There was also good news for Lovells‘ Tokyo arm last month when the firm scooped the lead advisory role on Japan’s largest-ever leveraged buyout (LBO). The firm advised Japanese internet service provider SoftBank on its £9bn purchase of Vodafone’s Japanese mobile telecoms business. Lovells managing partner Tim Lester led the team, which is advising on corporate and financing aspects. Japanese firm Mori Hamada & Matsumoto has also been instructed by SoftBank on local aspects. Linklaters Tokyo-based corporate partners Casper Lawson and Hidhiro Utsumi advised Vodafone on English and local law issues respectively.

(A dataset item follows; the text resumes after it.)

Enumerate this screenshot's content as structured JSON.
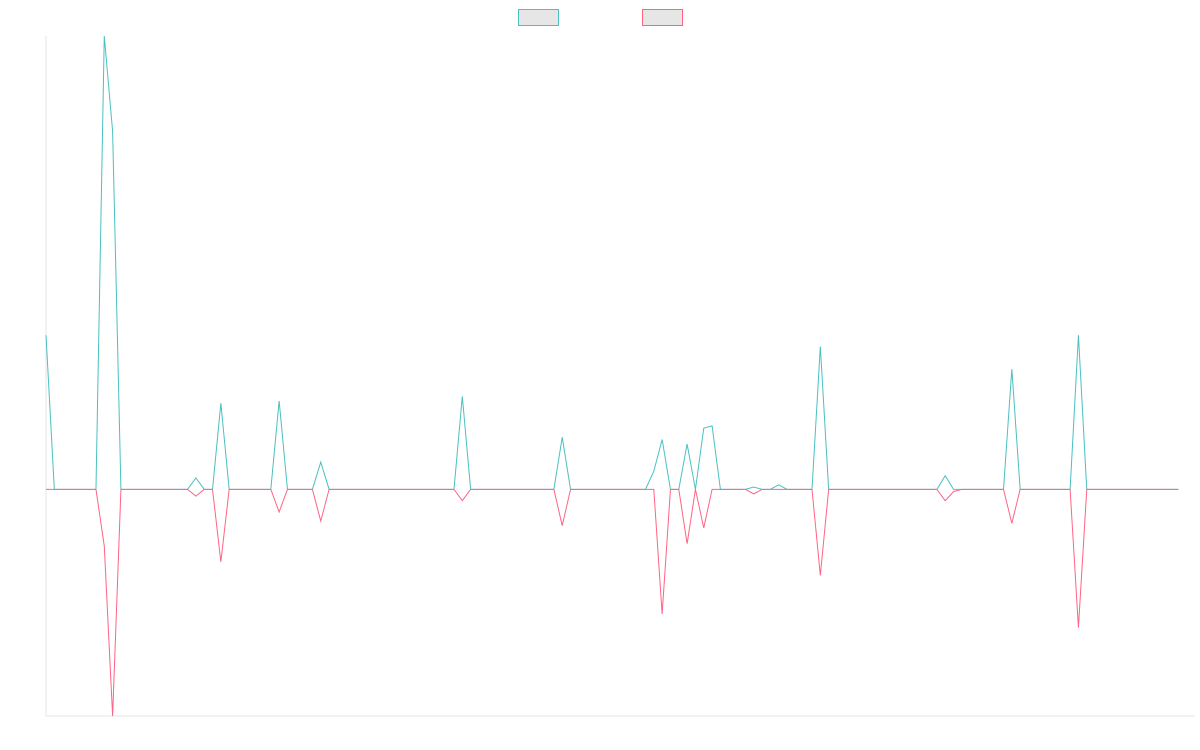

Freshfields Bruckhaus Deringer, Hengeler Mueller and P&P Pöllath & Partners were also all celebrating after scooping the lead roles on the E4.5bn (£3.15bn) sale of department store KarstadtQuelle’s real estate assets to a consortium led by a Goldman Sachs fund. The sale is part of the company’s turnaround plan after it barely escaped bankruptcy last year. Hengeler, led by partners Thomas Müller and Frank Burmeister, and P&P, led by partner Thomas Töben, advised the Whitehall Fund, part of the Goldman Sachs group. Freshfields, led by partner Axel Epe, acted for KarstadtQuelle.

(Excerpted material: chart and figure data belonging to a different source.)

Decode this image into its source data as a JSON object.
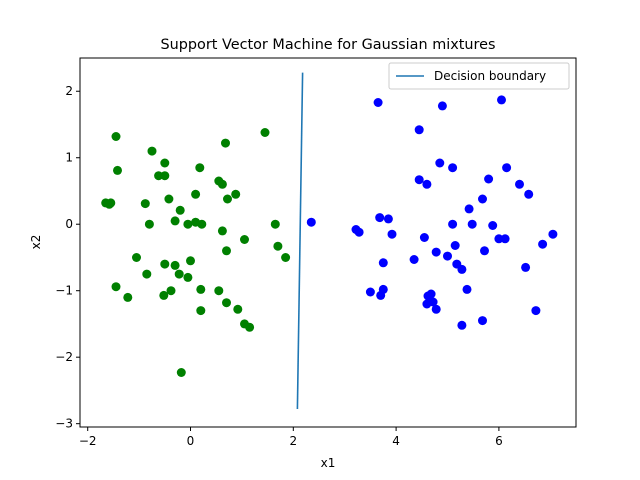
{
  "chart_data": {
    "type": "scatter",
    "title": "Support Vector Machine for Gaussian mixtures",
    "xlabel": "x1",
    "ylabel": "x2",
    "xlim": [
      -2.15,
      7.5
    ],
    "ylim": [
      -3.05,
      2.5
    ],
    "xticks": [
      -2,
      0,
      2,
      4,
      6
    ],
    "yticks": [
      -3,
      -2,
      -1,
      0,
      1,
      2
    ],
    "grid": false,
    "legend_position": "top-right",
    "series": [
      {
        "color": "#008000",
        "points": [
          [
            -1.45,
            1.32
          ],
          [
            -1.42,
            0.81
          ],
          [
            -1.65,
            0.32
          ],
          [
            -1.58,
            0.3
          ],
          [
            -1.55,
            0.32
          ],
          [
            -1.45,
            -0.94
          ],
          [
            -1.22,
            -1.1
          ],
          [
            -1.05,
            -0.5
          ],
          [
            -0.85,
            -0.75
          ],
          [
            -0.75,
            1.1
          ],
          [
            -0.62,
            0.73
          ],
          [
            -0.8,
            0.0
          ],
          [
            -0.88,
            0.31
          ],
          [
            -0.5,
            0.92
          ],
          [
            -0.5,
            0.73
          ],
          [
            -0.42,
            0.38
          ],
          [
            -0.3,
            0.05
          ],
          [
            -0.5,
            -0.6
          ],
          [
            -0.3,
            -0.62
          ],
          [
            -0.22,
            -0.75
          ],
          [
            -0.2,
            0.21
          ],
          [
            -0.05,
            0.0
          ],
          [
            0.1,
            0.03
          ],
          [
            0.1,
            0.45
          ],
          [
            0.18,
            0.85
          ],
          [
            0.22,
            0.0
          ],
          [
            -0.52,
            -1.07
          ],
          [
            -0.38,
            -1.0
          ],
          [
            -0.05,
            -0.8
          ],
          [
            0.0,
            -0.55
          ],
          [
            0.2,
            -0.98
          ],
          [
            0.2,
            -1.3
          ],
          [
            -0.18,
            -2.23
          ],
          [
            0.55,
            0.65
          ],
          [
            0.62,
            0.6
          ],
          [
            0.68,
            1.22
          ],
          [
            0.72,
            0.38
          ],
          [
            0.62,
            -0.1
          ],
          [
            0.7,
            -0.4
          ],
          [
            0.88,
            0.45
          ],
          [
            1.05,
            -0.23
          ],
          [
            0.55,
            -1.0
          ],
          [
            0.7,
            -1.18
          ],
          [
            0.92,
            -1.28
          ],
          [
            1.05,
            -1.5
          ],
          [
            1.15,
            -1.55
          ],
          [
            1.45,
            1.38
          ],
          [
            1.65,
            0.0
          ],
          [
            1.7,
            -0.33
          ],
          [
            1.85,
            -0.5
          ]
        ]
      },
      {
        "color": "#0000ff",
        "points": [
          [
            2.35,
            0.03
          ],
          [
            3.22,
            -0.08
          ],
          [
            3.28,
            -0.12
          ],
          [
            3.5,
            -1.02
          ],
          [
            3.65,
            1.83
          ],
          [
            3.68,
            0.1
          ],
          [
            3.7,
            -1.07
          ],
          [
            3.75,
            -0.98
          ],
          [
            3.75,
            -0.58
          ],
          [
            3.85,
            0.08
          ],
          [
            3.92,
            -0.15
          ],
          [
            4.35,
            -0.53
          ],
          [
            4.45,
            1.42
          ],
          [
            4.45,
            0.67
          ],
          [
            4.55,
            -0.2
          ],
          [
            4.6,
            0.6
          ],
          [
            4.62,
            -1.08
          ],
          [
            4.68,
            -1.05
          ],
          [
            4.6,
            -1.2
          ],
          [
            4.72,
            -1.17
          ],
          [
            4.78,
            -1.28
          ],
          [
            4.78,
            -0.42
          ],
          [
            4.85,
            0.92
          ],
          [
            4.9,
            1.78
          ],
          [
            5.0,
            -0.48
          ],
          [
            5.1,
            0.85
          ],
          [
            5.1,
            0.0
          ],
          [
            5.15,
            -0.32
          ],
          [
            5.18,
            -0.6
          ],
          [
            5.28,
            -0.68
          ],
          [
            5.28,
            -1.52
          ],
          [
            5.38,
            -0.98
          ],
          [
            5.42,
            0.23
          ],
          [
            5.48,
            0.0
          ],
          [
            5.68,
            0.38
          ],
          [
            5.72,
            -0.4
          ],
          [
            5.68,
            -1.45
          ],
          [
            5.8,
            0.68
          ],
          [
            5.88,
            -0.02
          ],
          [
            6.0,
            -0.22
          ],
          [
            6.05,
            1.87
          ],
          [
            6.12,
            -0.22
          ],
          [
            6.15,
            0.85
          ],
          [
            6.4,
            0.6
          ],
          [
            6.52,
            -0.65
          ],
          [
            6.58,
            0.45
          ],
          [
            6.72,
            -1.3
          ],
          [
            6.85,
            -0.3
          ],
          [
            7.05,
            -0.15
          ]
        ]
      }
    ],
    "decision_boundary": {
      "name": "Decision boundary",
      "color": "#1f77b4",
      "x": [
        2.08,
        2.18
      ],
      "y": [
        -2.78,
        2.28
      ]
    }
  }
}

Wilson Sonsini Goodrich & Rosati finished the month on a high after assisting longstanding client Google to finalise the details of its expanded alliance with Time Warner subsidiary AOL, clearing the way for the online search engine to invest $1bn (£571m) in its biggest advertising partner. The definitive agreement sealing the expanded alliance, which was first touted in December, was signed on 24 March. Wilson Sonsini corporate partner David Segre led the team advising Google. Cravath Swaine & Moore, led by corporate partner Richard Hall and assisted by tax partner Stephen Gordon and antitrust partner Robert Joffe, advised Time Warner.

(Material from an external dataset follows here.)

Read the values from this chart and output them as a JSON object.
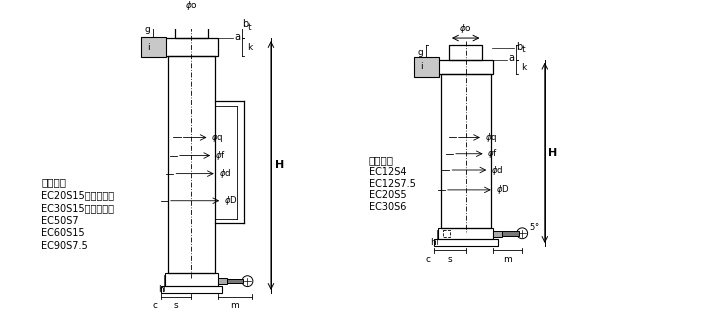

Slaughter and May, led by corporate partner Hywel Davies, teamed up with its European best friends, including Bredin Prat, to advise on French investment company Eurazeo’s E3.1bn (£2.17bn) acquisition of Volkswagen rental car unit Europcar. Bredin Prat, led by partner Sebastian Prat, coordinated the team of firms advising Eurazeo on the deal, which was structured primarily under French and German law. Hengeler, Bonelli Erede Pappalardo, Loyens & Loeff, Uría Menéndez and Slaughters assisted with local law aspects. Gide Loyrette Nouel, led by partner Eric Cartier-Millon, advised the financiers, while Clifford Chance Frankfurt partner Wolfgang Richter led a pan-European team for Volkswagen.